Modart Highlights Rider’s Other Talents: Boarders art show gets rave reviews

We often hear how much creative talent resides within the board-sports world, but when a representation of work from about 60 members of that world is actually assembled-as it was for Modart on Thursday, September 10 near the ASR trade show-the combined effect is almost dizzying in its scope.

More an “event” than an art show, Modart’s goals were multifaceted: an exhibition of photos, sculpture, and painted art from artists within our industry; a fashion show featuring twenty or so industry labels; and a get-down dance party beginning around midnight that would last into the wee hours.

The creation of Mona Mukherjea and Shaney-Jo Darden, and held in two adjacent (and as yet ungentrified) vacant storefront spaces in San Diego’s historic Gaslamp District, Modart kicked off at 8:00 p.m. with an artists’ reception.
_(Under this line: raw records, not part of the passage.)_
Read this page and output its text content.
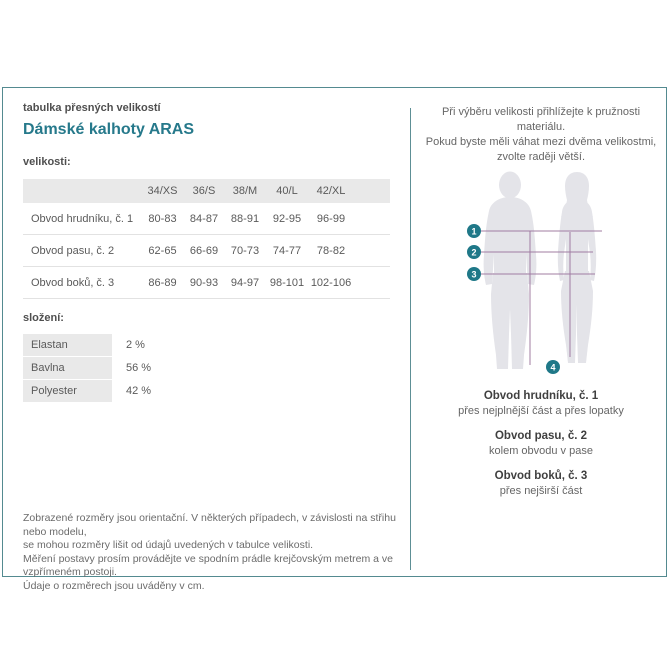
tabulka přesných velikostí
Dámské kalhoty ARAS
velikosti:
	34/XS	36/S	38/M	40/L	42/XL	
Obvod hrudníku, č. 1	80-83	84-87	88-91	92-95	96-99	
Obvod pasu, č. 2	62-65	66-69	70-73	74-77	78-82	
Obvod boků, č. 3	86-89	90-93	94-97	98-101	102-106	
složení:
Elastan	2 %
Bavlna	56 %
Polyester	42 %
Zobrazené rozměry jsou orientační. V některých případech, v závislosti na střihu nebo modelu,
se mohou rozměry lišit od údajů uvedených v tabulce velikosti.
Měření postavy prosím provádějte ve spodním prádle krejčovským metrem a ve vzpřímeném postoji.
Údaje o rozměrech jsou uváděny v cm.
Při výběru velikosti přihlížejte k pružnosti materiálu.
Pokud byste měli váhat mezi dvěma velikostmi,
zvolte raději větší.
1
2
3
4
Obvod hrudníku, č. 1
přes nejplnější část a přes lopatky
Obvod pasu, č. 2
kolem obvodu v pase
Obvod boků, č. 3
přes nejširší část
The large and enthusiastic crowd naturally gravitated to the room containing the live DJ band as well as the most food and drinks, but the true stars of this segment of the evening were found on the walls of both spaces.

Some of the highlights of works displayed-Jamie Lynn’s warm painted world of blue people; Mikey Basich’s sculpture and charcoals; Peter Line’s eerie oil pastel of a sad-eyed girl; Ed Templeton’s paintings and photos, including “Brad, Morning Boner”; Thomas Campbell’s huge 3-D canvas and rich photo imagery; Jeff Tremaine’s whimsical oils; Yogi’s stark photos; Andy Howell’s vivid graphic canvases, Dave Carnie’s startlingly dark dream images in black and white; Tod Swank’s line drawings; Mark McKee’s stunning and intricate painting, reminiscent of Robert Williams’ best work; Tina Basich’s watercolors; and Lance Mountain’s lovely primitive paintings based on his son’s designs. This collection was one of the best representations of boarders’ art ever compiled.

The fashion show was underway by 10:00 p.m. and also enjoyed a great turnout, with several members of the industry taking to the runway as models. And as promised, around midnight the party got further underway with more live music, which continued on through the night and well into what we call morning.

Modart provided a great example of how to please a wide range of people-offer them a little of everything! The event ran smoothly, and not only did it attract a diverse group of creative people, but a portion of the ten-dollar door charge went to the Boys and Girls Club of Carlsbad. Bravo! Best of all, Modart is booked for four days at next year’s Fall ASR show, so don’t miss it.